Province issues directives warning Municipal Manager Sebola to Comply

(Picture: Environmental Law Enforcement Director of the Provincial Government, Achmad Bassier and Knysna Municipal Manager Ombali Sebola.)

All eyes will again be on the Knysna Municipality in the next few weeks, but now with a more hopeful outlook. This after council members unanimously approved the diagnostic report and support plan presented to them by the Western Cape Provincial Government at a Special Council Meeting held on Friday 1 March.

The assessment involved municipal officials and a multidisciplinary team of subject matter experts from the Western Cape Government, Provincial Treasury, and the National Department of Cooperative Governance & Traditional Affairs (CoGTA).

But whilst it was frequently mentioned in the presentation that the much-needed assistance in the form of a detailed and financially supported plan for Knysna’s recovery (see Mayor’s report on page 3) was being given in the spirit of Section 154 of the Constitution (which states that National Government and provincial governments, by legislative and other measures, must support and strengthen the capacity of municipalities to manage their own affairs, to exercise their powers and to perform their functions), two directives issued to the Municipal Manager Ombali Sebola on Thursday 29 February left no doubt that the Provincial Government means business, and that as Knysna’s top official he could face dire consequences for non-compliance.

Both directives were issued by Achmad Bassier, the Environmental Law Enforcement Director of the Provincial Government, in terms of the National Environmental Management Act, and both include the following points:-
6.4 In terms of section 49A(1)(g) of the NEMA failure to comply with a Directive is an offence. A person convicted of failing to comply with a Directive is liable to a fine not exceeding R10 million or to imprisonment for a period not exceeding 10 years, or to both such fine and such imprisonment .

6.7 The NEMA makes provision for the criminal prosecution of officials of an organ of state, such as national or provincial government departments, municipalities or public entities.

The first of these very pointed directives was issued to both Sebola and Randall Bower, the Municipal Waste Manager, due to the appalling state of the Waste Transfer Station in Knysna.
“Whilst the Department acknowledges the Knysna Municipality’s efforts to address the situation in terms of the KM’s Action Plan (dated 28 November 2023), the Knysna WTS remains in an appalling condition, resulting in numerous nuisances (i.e. visual, windblown litter, excessive foul odours, etc.) emanating from the WTS, thus impacting negatively on the health and well-being of the general public and business owners in the area,” the directive states, later adding “… the KM are causing significant pollution and/or degradation of the environment and have not taken reasonable measures to prevent pollution and/or degradation from occurring and continuing, in respect of the WTS.”

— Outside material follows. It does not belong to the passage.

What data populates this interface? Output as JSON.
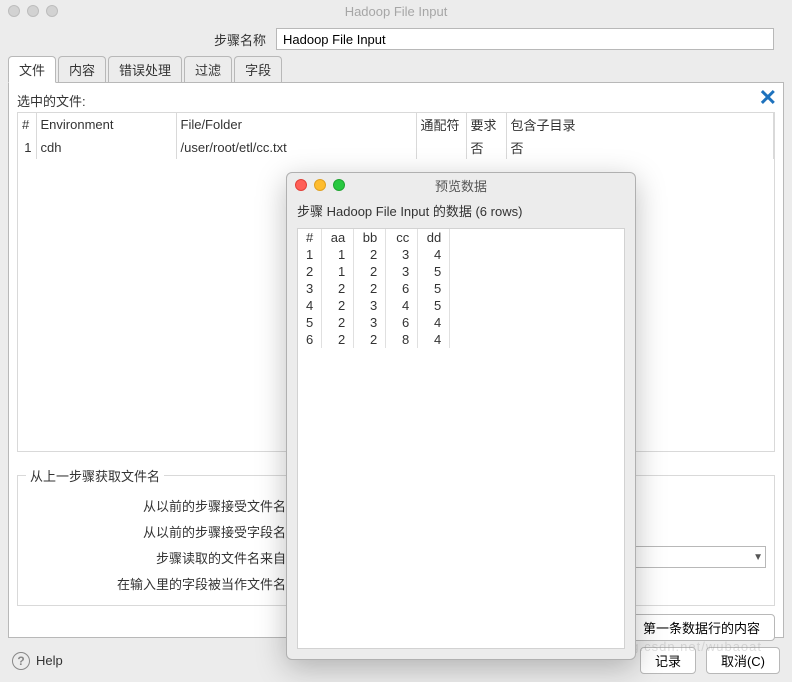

The directive points out that a site visit by Environmental Management Inspectors revealed that there was no access control, thus allowing unauthorised access to the WTS; several vagrants were still present and living in informal structures on the property, as well as actively involved in the reclaiming and sorting of waste; these vagrants are living in unhygienic conditions with no basic sanitation or ablution facilities, thus contributing to the pollution of the stormwater channel which flows into the adjacent Knysna Lagoon. Large volumes of uncovered waste have been dumped/stored outside the WTS resulting in nuisances such as windblown litter occurring on the adjoining properties, excessive foul odours, and the presence of vermin and flies.

The second directive referred to Knysna’s crumbling sewerage infrastructure and its effect on the Knysna Lagoon in particular.

After again acknowledging the Municipality’s efforts to address the situation in terms of the 18 December Action Plan, the directive states “The Knysna Estuary remains highly polluted from continuous overflows emanating from pipeline and manholes in the Hunters Home and Hornlee Residential area into the Bigai River, as well as the overflows from the conservancy tank at The Woods, Lake Brenton.”
Further, it leaves no doubt as to where the Director’s department felt the blame lies.
“… your Municipality is causing and has caused significant pollution of the environment and the Knysna Estuary and its respective aquatic and marine/coastal ecosystems by failing to take reasonable measures to prevent such pollution from continuing or recurring.

“The current state of pollution within the Bigai River and the Knysna Estuary, as well as the inadequate sewerage infrastructure and lack of maintenance at the Woods, Lake Brenton, is not only causing significant pollution of the environment and the Knysna Estuary and the associated aquatic and coastal environment, but may also impact negatively on the health and well-being of the public and the residents residing along Bigai River and the affected areas within the Knysna Estuary.”

Both of the Provincial Law Enforcement directives issued a comprehensive list of actions that need to be taken by the Knysna Municipality, under the leadership of the Municipal Manager, within strict time-frames should the recipients wish to avoid prosecution.

These actions will be closely monitored by the provincial authorities through regular site visits and compulsory updates / feedback meetings.